I'm trying to get the SQLContext
instance from one module in another module. The first module instantiates it to an implicit sqlContext
and I had (erroneously) thought that I could then use an implicit parameter in the second module, but the compiler informs me that:
could not find implicit value for parameter sqlCtxt: org.apache.spark.sql.SQLContext
Here's the skeletal setup I have (I have elided imports and details):
-----
// Application.scala
-----
package apps
object Application extends App {
val env = new SparkEnvironment("My app", ...)
try {
// Call methods from various packages that use code from internally DFExtensions.scala
}
}
-----
// SparkEnvironment.scala
-----
package common
class SparkEnvironment(val app: String, ...) {
@transient lazy val conf: SparkConf = new SparkConf().setAppName(app)
@transient implicit lazy val sc: SparkContext = new SparkContext(conf)
@transient implicit lazy val sqlContext: SQLContext = new SQLContext(sc)
...
}
-----
// DFExtensions.scala
-----
package util
object DFExtensions {
private def myFun(...)(implicit sqlCtxt: SQLContext) = { ... }
implicit final class DFExt(val df: DataFrame) extends AnyVal {
// Extension methods for DataFrame where myFun is supposed to be used -- causes exception!
}
}
Since it's a multi-project sbt setup I don't want to pass around the instance env
to all related objects because the stuff in util
is really a shared library.

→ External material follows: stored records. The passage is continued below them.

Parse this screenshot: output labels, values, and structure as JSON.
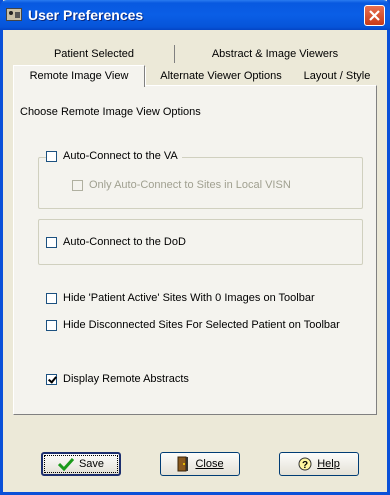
{
  "window": {
    "title": "User Preferences"
  },
  "tabs": {
    "row_back": [
      {
        "label": "Patient Selected"
      },
      {
        "label": "Abstract & Image Viewers"
      }
    ],
    "row_front": [
      {
        "label": "Remote Image View"
      },
      {
        "label": "Alternate Viewer Options"
      },
      {
        "label": "Layout / Style"
      }
    ],
    "active": "Remote Image View"
  },
  "panel": {
    "heading": "Choose Remote Image View Options",
    "auto_connect_va": {
      "label": "Auto-Connect to the VA",
      "checked": false
    },
    "only_local_visn": {
      "label": "Only Auto-Connect to Sites in Local VISN",
      "checked": false,
      "disabled": true
    },
    "auto_connect_dod": {
      "label": "Auto-Connect to the DoD",
      "checked": false
    },
    "hide_patient_active": {
      "label": "Hide 'Patient Active' Sites With 0 Images on Toolbar",
      "checked": false
    },
    "hide_disconnected": {
      "label": "Hide Disconnected Sites For Selected Patient on Toolbar",
      "checked": false
    },
    "display_remote_abstracts": {
      "label": "Display Remote Abstracts",
      "checked": true
    }
  },
  "buttons": {
    "save": "Save",
    "close": "Close",
    "help": "Help"
  },
  "icons": {
    "save": "checkmark-icon",
    "close": "door-icon",
    "help": "help-icon"
  }
}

Each sub-project (i.e. app) has its own instance created in the main
method.
Because myFun
is only called from the implicit class DFExt
I thought about creating an implicit just before each call à la implicit val sqlCtxt = df.sqlContext
and that compiles but it's kind of ugly and I would not need the implicit in SparkEnvironment
any longer.
According to this discussion the implicit sqlContext
instance is not in scope, hence compilation fails. I'm not sure a package object would work because the implicit value and parameter are in different packages.
Is what I'm trying to achieve even possible? Is there a better alternative?
The idea is to have several sub-projects that use the same libraries and core functions to share the same project. They are typically updated together, so it's nice to have them in a single place. Most of the library functions directly work on data frames and other structures in Spark, but occasionally I need to do something that requires an instance of SparkContext
or SQLContext
, for instance write a query with sqlContext.sql
as some syntax is not yet natively supported (e.g. flattening with outer lateral views).
Each sub-project has its own main method that creates an implicit instance. Obviously the libraries do not 'know' about this as they are in different packages and I don't pass around the instances. I had thought that somehow implicits are looked for at runtime, so that when an application runs there is an instance of SQLContext defined as an implicit. It's possible that a) it's not in scope because it's in a different package or b) what I'm trying to do is just a bad idea.
Currently there is only one main method because I first have to split the application in multiple components, which I have not done yet.
Just in case it helps:
- Spark 1.4.1
- Scala 2.10
- sbt 0.13.8